Opinioni

Chi compra e chi non vede. Figlie e figli venuti tra noi, fatti schiavi

Marina Corradi martedì 31 luglio 2018

«È stata mia madre a decidere che sarei dovuta partire per l’Europa. Io neanche sapevo cosa fosse, l’Europa. Inizialmente mi sono rifiutata. Eppure, poi ho ceduto e ho cominciato a credere che avrei potuto alleviare le difficoltà economiche della mia famiglia. Per cui ho detto sì, e ho accettato di raggiungere una mia zia in Germania». Le storie di Blessing, Harmony, Alina, sedicenni nigeriane o rumene approdate nel nostro Paese, destinate al mercato della prostituzione oppure disperatamente in cerca di un passaggio verso il Nord Europa, spuntano fra le righe del rapporto di Save the Children sulla schiavitù minorile in Italia nel 2018, di cui Avvenire ha riferito sabato, nell’imminenza della Giornata mondiale contro la tratta di esseri umani che ricorreva ieri.

Un dramma, ha affermato con nettezza il presidente Mattarella, che esige che rifuggiamo «la tentazione di guardare altrove». E papa Francesco, accorato, domenica all’Angelus: «Questa piaga riduce in schiavitù molti uomini, donne e bambini», e con il gesto eloquente dell’indice puntato a terra ha aggiunto: «Anche qui, a Roma».

Anche qui, in mezzo a noi.
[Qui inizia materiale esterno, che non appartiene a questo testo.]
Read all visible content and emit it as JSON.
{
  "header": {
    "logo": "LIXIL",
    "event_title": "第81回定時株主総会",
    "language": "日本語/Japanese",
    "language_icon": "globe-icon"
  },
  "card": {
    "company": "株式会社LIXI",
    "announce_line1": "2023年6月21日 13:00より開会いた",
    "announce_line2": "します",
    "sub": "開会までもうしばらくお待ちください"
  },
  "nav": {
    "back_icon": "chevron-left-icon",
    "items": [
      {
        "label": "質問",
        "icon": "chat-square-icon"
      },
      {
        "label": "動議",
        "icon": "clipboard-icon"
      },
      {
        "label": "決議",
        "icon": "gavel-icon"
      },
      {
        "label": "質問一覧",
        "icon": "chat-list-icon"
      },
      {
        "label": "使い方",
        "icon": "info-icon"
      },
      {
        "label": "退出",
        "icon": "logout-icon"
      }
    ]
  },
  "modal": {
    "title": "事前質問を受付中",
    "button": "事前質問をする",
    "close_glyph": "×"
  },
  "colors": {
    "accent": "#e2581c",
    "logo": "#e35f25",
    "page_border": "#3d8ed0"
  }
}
Quella che non sapeva nemmeno cosa fosse l’Europa si chiama Blessing, è nigeriana. Dopo l’interminabile viaggio fino alle soglie del Sahara, a Tripoli è costretta, per vivere, a prostituirsi «per otto lunghissimi mesi», testimonia. Riesce a traversare il Mediterraneo, ad arrivare viva in Italia.

Dalla Germania la zia fa pressioni perché le restituisca il denaro speso per pagarle il viaggio. Blessing si ritrova sola alla Stazione Centrale di Milano, e poi al Brennero, ma passare la frontiera è impossibile. Un connazionale la ospita – in cambio di sesso. Fino a quando la ragazzina trova qualcuno che le dice: guarda che qui, in Italia, una come te può chiedere aiuto. Blessing è stata fortunata, ma è soltanto una fra migliaia di minorenni, femmine e maschi, stranieri, che per qualche mese o anno passano dall’Italia – dalle nostre città, per le strade in cui viviamo. Hanno la medesima età delle nostre figlie e dei nostri figli, e, almeno in principio, le stesse speranze: una casa, un lavoro, una famiglia.
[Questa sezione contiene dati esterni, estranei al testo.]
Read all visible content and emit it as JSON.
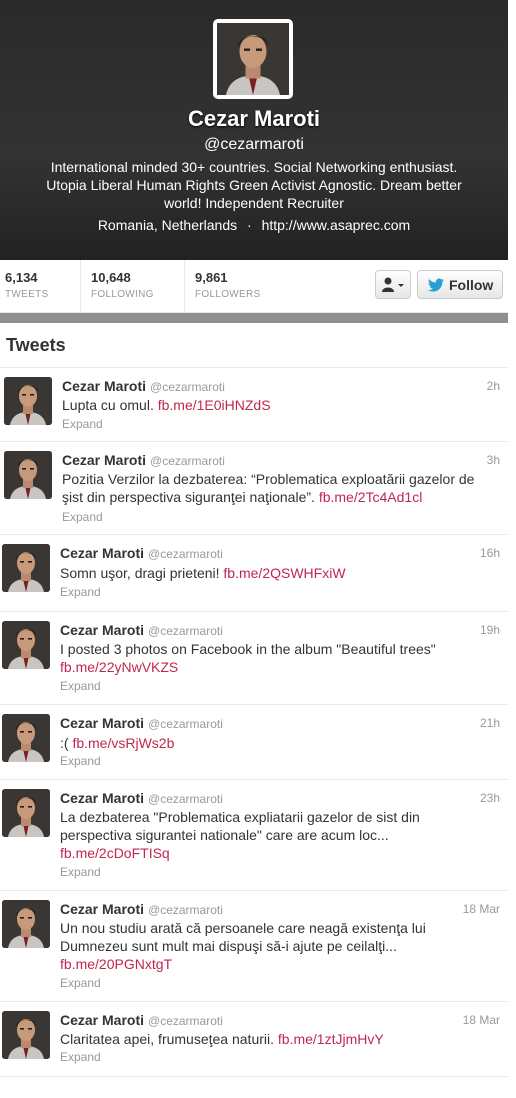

Attraversano come meteore il nostro mondo, ai nostri occhi quasi invisibili, se non lungo qualche viale di periferia, la notte. O, le romene, stipate in squallidi appartamenti d’affitto, sorvegliate da avidi “fidanzati”. Alina: «Botte, urla. Lui scaricava su di me la sua rabbia tutti i giorni. Io intanto lavoravo in strada tutti i giorni dalle 10 alle 19, portando a casa circa 5.000 euro al mese». Così abituate a essere picchiate e ricattate da ritenerlo “normale”. Da non capire nemmeno di essere diventate schiave. Però i clienti la notte, sui viali, sono italiani. Quaranta euro per una che è coetanea delle loro figlie liceali. Di quelle figlie che magari, fra sé, chiamano ancora «bambine». Clienti che poi magari rincasano senza far rumore, per non svegliare la famiglia. Quanti anni avrà avuto quella adolescente sul viale? Chi lo sa, che importa.

A Ventimiglia, fra gli stranieri sul greto del fiume Roja o davanti al cimitero, i minorenni in questi mesi erano molti. Varcare la frontiera in treno è quasi impossibile. Ci vuole un passeur, uno che ti porti di là. Ma il passeur pretende 200 euro. Le giovani nigeriane a offrirsi per poco, a proteggere attente il loro povero gruzzolo. La casa, la madre, i fratelli ormai così lontani. E però bisogna mandare soldi, bisogna aiutare la famiglia, che ha speso tutto per inviare il più forte dei figli in Europa, a tentare la fortuna. Le adolescenti africane e dell’Est allora cercano di non pensare, e dicono sì al nuovo cliente, all’ennesimo stupratore a pagamento. Attorno, la città degli italiani sa, e non dice niente.

Quanto di assurdo c’è in tutto questo. Sembra, davvero, che ormai per noi esistano quelli come noi, e “gli altri”. Due categorie diverse, non ugualmente umane. Quasi come al confine fra gli Usa e il Messico, dove, ha denunciato un’agenzia giornalistica investigativa americana, nei rifugi che accolgono migranti minori ci sono state 125 denunce di abusi sessuali compiuti del personale assistente, negli ultimi cinque anni. Senza che niente ne trapelasse sui media.

Come se quelli non fossero bambini – bambini davvero, come i figli degli americani. I frammenti delle storie raccolti da Save the Children, quando li scorri, per un istante bucano questa sorta di schizofrenia, per cui non sai vedere nei migranti degli uomini come te. Leggi di Mamadou, morto per sfinimento dopo aver vagato, solo, per tre giorni sulle montagne, al Monginevro, per sfuggire alla polizia. Di Abbas, dal Gambia, diciannovenne diretto oltre il Brennero, travolto da un treno sui binari di Bolzano.

Del giovane sconosciuto partito da Verona e morto folgorato sul tetto di un merci diretto in Austria. E di quell’altro, il cui corpo è riemerso dalle nevi al disgelo, a maggio, su un sentiero che dall’alta Val di Susa conduce in Francia. Non aveva documenti addosso. A casa, non sapranno più nulla di lui – il figlio più forte, in cui speravano tanto, inviato in Occidente. Quasi un milite ignoto caduto in questa guerra oscura combattuta nel Sahara, o in alto mare, o sui nostri valichi, e che per lo più non vediamo. Mentre le Aline, le Blessing, i Mamadou ci sfiorano nelle nostre strade, ma noi non li riconosciamo.